Post # 1
I’m needing some advice from a bride’s point of view. My boyfriend and I are planning to get engaged soon. My boyfriend’s sister will be getting married mid-June and has been very vocal about how she doesn’t want us to get engaged until after her wedding. My b-friend is blowing this off and plans to proceed in his own time. I’ve told him to at least not propose the month of or month before. Is that enough time? I don’t really want to have to wait another 4-5 months for it to happen, but I don’t want to cause problems with the in-laws before they’re actually in-laws.
Post # 3
Well, in my experience, soon-to-be brides can be very sensitive about this sort of thing because of someone else stealing their thunder. Or I’ve even seen posts about brides being worried of other brides somehow competing with their wedding and constantly taking notes of what not to do. So I guess my question for you is- What exactly is driving your bf’s sister to react this way?
As far as your timing buffer +/- 1 month… I think its fine (for me) but she sounds very sensitive. Perhaps, tack on another if you’re really concerned. But I don’t think you should have to put your lives on hold.
Best of luck 🙂
Post # 4
I hope your looking for some honesty here becaue if it were me, I would react like your boyfriend! You should never allow someone to dictate when some of your greatest life moments are created. If this is her personality, can you imagine what other things she might have you wait on in the future… what about having children or buying a house?? He should be able to propose when he feels the time is right, not with any restrictions on it. I wouldn’t worry about it until the engagement happends, you might be worrying over nothing. He may wait later than you think, or she may not be as mad as you think…

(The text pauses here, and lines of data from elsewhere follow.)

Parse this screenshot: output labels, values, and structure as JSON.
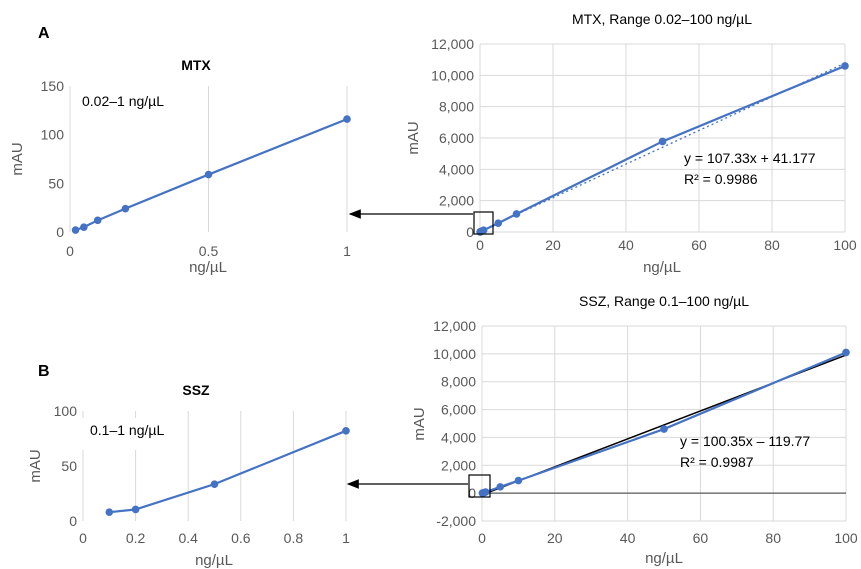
{
  "panels": [
    {
      "label": "A"
    },
    {
      "label": "B"
    }
  ],
  "colors": {
    "series": "#4472C4",
    "fit": "#000000"
  },
  "chart_data": [
    {
      "id": "mtx-low",
      "type": "line",
      "title": "MTX",
      "xlabel": "ng/µL",
      "ylabel": "mAU",
      "xlim": [
        0,
        1
      ],
      "ylim": [
        0,
        150
      ],
      "xticks": [
        0,
        0.5,
        1
      ],
      "yticks": [
        0,
        50,
        100,
        150
      ],
      "grid": "vertical",
      "annotation": "0.02–1 ng/µL",
      "series": [
        {
          "x": [
            0.02,
            0.05,
            0.1,
            0.2,
            0.5,
            1
          ],
          "y": [
            2,
            5,
            12,
            24,
            59,
            116
          ]
        }
      ]
    },
    {
      "id": "mtx-full",
      "type": "line",
      "title": "MTX, Range 0.02–100 ng/µL",
      "xlabel": "ng/µL",
      "ylabel": "mAU",
      "xlim": [
        0,
        100
      ],
      "ylim": [
        0,
        12000
      ],
      "xticks": [
        0,
        20,
        40,
        60,
        80,
        100
      ],
      "yticks": [
        0,
        2000,
        4000,
        6000,
        8000,
        10000,
        12000
      ],
      "ytick_labels": [
        "0",
        "2,000",
        "4,000",
        "6,000",
        "8,000",
        "10,000",
        "12,000"
      ],
      "grid": "both",
      "series": [
        {
          "x": [
            0.02,
            0.05,
            0.1,
            0.2,
            0.5,
            1,
            5,
            10,
            50,
            100
          ],
          "y": [
            2,
            5,
            12,
            24,
            59,
            116,
            560,
            1150,
            5780,
            10600
          ]
        }
      ],
      "trendline": {
        "style": "dotted",
        "slope": 107.33,
        "intercept": 41.177,
        "equation": "y = 107.33x + 41.177",
        "r2": "R² = 0.9986"
      }
    },
    {
      "id": "ssz-low",
      "type": "line",
      "title": "SSZ",
      "xlabel": "ng/µL",
      "ylabel": "mAU",
      "xlim": [
        0,
        1
      ],
      "ylim": [
        0,
        100
      ],
      "xticks": [
        0,
        0.2,
        0.4,
        0.6,
        0.8,
        1
      ],
      "yticks": [
        0,
        50,
        100
      ],
      "grid": "vertical",
      "annotation": "0.1–1 ng/µL",
      "series": [
        {
          "x": [
            0.1,
            0.2,
            0.5,
            1
          ],
          "y": [
            8,
            10.5,
            33.5,
            82
          ]
        }
      ]
    },
    {
      "id": "ssz-full",
      "type": "line",
      "title": "SSZ, Range 0.1–100 ng/µL",
      "xlabel": "ng/µL",
      "ylabel": "mAU",
      "xlim": [
        0,
        100
      ],
      "ylim": [
        -2000,
        12000
      ],
      "xticks": [
        0,
        20,
        40,
        60,
        80,
        100
      ],
      "yticks": [
        -2000,
        0,
        2000,
        4000,
        6000,
        8000,
        10000,
        12000
      ],
      "ytick_labels": [
        "-2,000",
        "0",
        "2,000",
        "4,000",
        "6,000",
        "8,000",
        "10,000",
        "12,000"
      ],
      "grid": "both",
      "series": [
        {
          "x": [
            0.1,
            0.2,
            0.5,
            1,
            5,
            10,
            50,
            100
          ],
          "y": [
            8,
            10.5,
            33.5,
            82,
            450,
            900,
            4600,
            10100
          ]
        }
      ],
      "trendline": {
        "style": "solid",
        "slope": 100.35,
        "intercept": -119.77,
        "equation": "y = 100.35x – 119.77",
        "r2": "R² = 0.9987"
      }
    }
  ]
}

I hope everything turnd out better than your anticipating! Good Luck 🙂
Post # 5
I’m with Miss Chocolate Chip…I don’t think it’s reasonable for a bride to dictate other people’s major life events. And I really don’t think any moratorium on proposal dates (except maybe at the wedding itself) is necessary so 1 month is *definitely* way more than enough. My sister is due with her second baby 6 days after my wedding. Now, she wasn’t pregnant when I set the date, and she did ask me if I would reconsider it if she got pregnant in the following month. I thought this was waaaaay out of line, and I think she realized it too. My point, it’s really not okay for a sister or a Future Sister-In-Law to tell you when to get engaged. And the whole "stealing thunder" think is totally overblown. If you get engaged within weeks of her wedding, it will only add to all the wonderful things your future in-laws have to celebrate! I really don’t think any one else in your BF’s family would think it inappropriate, and I suspect your Future Sister-In-Law will be too caught up in the excitement of her marriage to notice. I’m sorry if this sounds too blunt, but as exciting as a new engagement is, it really can’t quite compete with the actually being married…so I don’t think it will matter at all. And the upside is that if you get engaged before you can be in teh family photos too which will make a wonderful memory for your Future In-Laws.
Post # 6
I’m not a fan of couples announcing an engagement during a wedding event, including stags or stagettes, rehearsal dinners or next-day brunches/BBQs. I do think any other day is fair game.
If she knows your engagement is so inevitable that she has to make pointed comments about when she doesn’t want it to happen, then really she needs to get over herself and realize that she’s not in the only serious relationship in the family.
Post # 7
I agree with lotus. If you avoid making an announcement at the wedding, or rehearsal dinner etc., you’re fine. She has no right to dictate when he proposes. The good news is that since, HE is the one doing the proposing, all of the tension should rest on him not you. (while I’m sure you don’t want any tension between the two of them either, it is much better for him to bear that tension in his own family, than you. And if she somehow puts the blame on you, who needs her?)
But I think you are sweet for trying to ameliorate the situation. I hope the Future Sister-In-Law knows how sweet you are.